Remember When I Told You About Jordi Bernet?
Maybe you don't remember what I said about Jordi Bernet. Understandable, since that was over twenty years ago. Allow me to tousle your memory a bit.
In the 1980s, Spanish comics artist Jordi Bernet made his international mark by drawing the very salty crime series Torpedo 1936. The editions are long out of print, but click here to see an image of the character I found on a foreign Amazon.com site.
At the time, I was writing and drawing commentoonies for the Comics Buyers Guide. Anything in the world of comics that sufficiently made either a positive or negative impression on me was fair and fertile fodder for my pen and brush.
The Bernet artwork on Torpedo definitely impacted me, and I wasted no time in whipping together a commentoonie about the artist and the strip. Click here to see what was printed in CBG #607 back in 1985.

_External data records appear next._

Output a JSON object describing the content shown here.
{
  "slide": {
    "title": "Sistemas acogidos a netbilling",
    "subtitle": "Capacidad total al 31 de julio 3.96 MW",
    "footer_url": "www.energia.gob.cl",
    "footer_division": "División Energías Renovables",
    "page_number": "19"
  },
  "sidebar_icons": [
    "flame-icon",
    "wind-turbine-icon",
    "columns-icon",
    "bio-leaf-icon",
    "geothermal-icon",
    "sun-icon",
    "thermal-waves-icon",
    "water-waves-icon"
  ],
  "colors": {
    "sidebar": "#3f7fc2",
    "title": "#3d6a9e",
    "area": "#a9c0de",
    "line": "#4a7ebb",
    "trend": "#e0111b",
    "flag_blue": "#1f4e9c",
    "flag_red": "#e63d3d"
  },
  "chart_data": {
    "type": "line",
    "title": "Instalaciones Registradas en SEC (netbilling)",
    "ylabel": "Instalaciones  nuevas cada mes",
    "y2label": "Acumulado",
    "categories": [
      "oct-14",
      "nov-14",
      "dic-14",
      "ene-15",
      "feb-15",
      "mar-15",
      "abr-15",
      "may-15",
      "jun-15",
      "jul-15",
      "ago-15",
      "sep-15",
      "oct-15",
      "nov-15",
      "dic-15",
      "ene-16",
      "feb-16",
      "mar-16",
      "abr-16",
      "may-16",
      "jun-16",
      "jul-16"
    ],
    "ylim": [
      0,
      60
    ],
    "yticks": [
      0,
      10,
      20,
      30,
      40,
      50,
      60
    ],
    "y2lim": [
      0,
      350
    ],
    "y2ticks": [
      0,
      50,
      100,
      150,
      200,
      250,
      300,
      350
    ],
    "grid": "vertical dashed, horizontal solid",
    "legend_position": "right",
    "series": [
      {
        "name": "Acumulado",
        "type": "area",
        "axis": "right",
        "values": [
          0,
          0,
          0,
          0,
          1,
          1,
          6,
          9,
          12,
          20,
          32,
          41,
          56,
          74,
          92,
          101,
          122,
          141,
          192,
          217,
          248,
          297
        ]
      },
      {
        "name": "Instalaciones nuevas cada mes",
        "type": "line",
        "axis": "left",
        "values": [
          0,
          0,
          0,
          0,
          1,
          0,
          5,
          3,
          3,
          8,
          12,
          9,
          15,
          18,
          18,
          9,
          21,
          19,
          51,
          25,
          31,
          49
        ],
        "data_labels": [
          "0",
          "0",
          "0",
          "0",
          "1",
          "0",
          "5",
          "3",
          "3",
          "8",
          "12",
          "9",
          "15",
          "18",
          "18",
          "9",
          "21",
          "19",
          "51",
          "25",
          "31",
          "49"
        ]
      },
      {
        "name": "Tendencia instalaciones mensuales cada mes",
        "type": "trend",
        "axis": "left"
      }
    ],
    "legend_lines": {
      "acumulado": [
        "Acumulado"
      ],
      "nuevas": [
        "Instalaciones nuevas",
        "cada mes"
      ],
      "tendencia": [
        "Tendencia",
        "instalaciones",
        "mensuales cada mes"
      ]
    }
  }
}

I bring this up now because Mr. Bernet has been making his way back into American comic books lately. A few months ago DC Comics dedicated an issue of their SOLO series to him, and just a couple of weeks ago he drew the cover and interior of Jonah Hex #13. Mr. Bernet will likewise be drawing issues 14 and 15 of Jonah Hex. I would encourage any fan of excellent comic artwork to seek out these issues. I found a recent interview with Mr. Bernet that you can read here.
An interesting aside: It seems to me that J. Hex 13 is the first DC or Marvel comic book in quite some time to number the story pages. Marvel numbered their pages throughout the 1960s and up to 1971 or 1972, and DC numbered theirs through the 1980s and I think into the 1990s, but I had given up hoping that the practice might be resurrected. Being a math teacher, I am ALWAYS pleased to look at numbers!
One other sly aside: Did you notice how I slipped the 'word' "commentoonie" into my narrative as if it were actually a word? Well, now it is!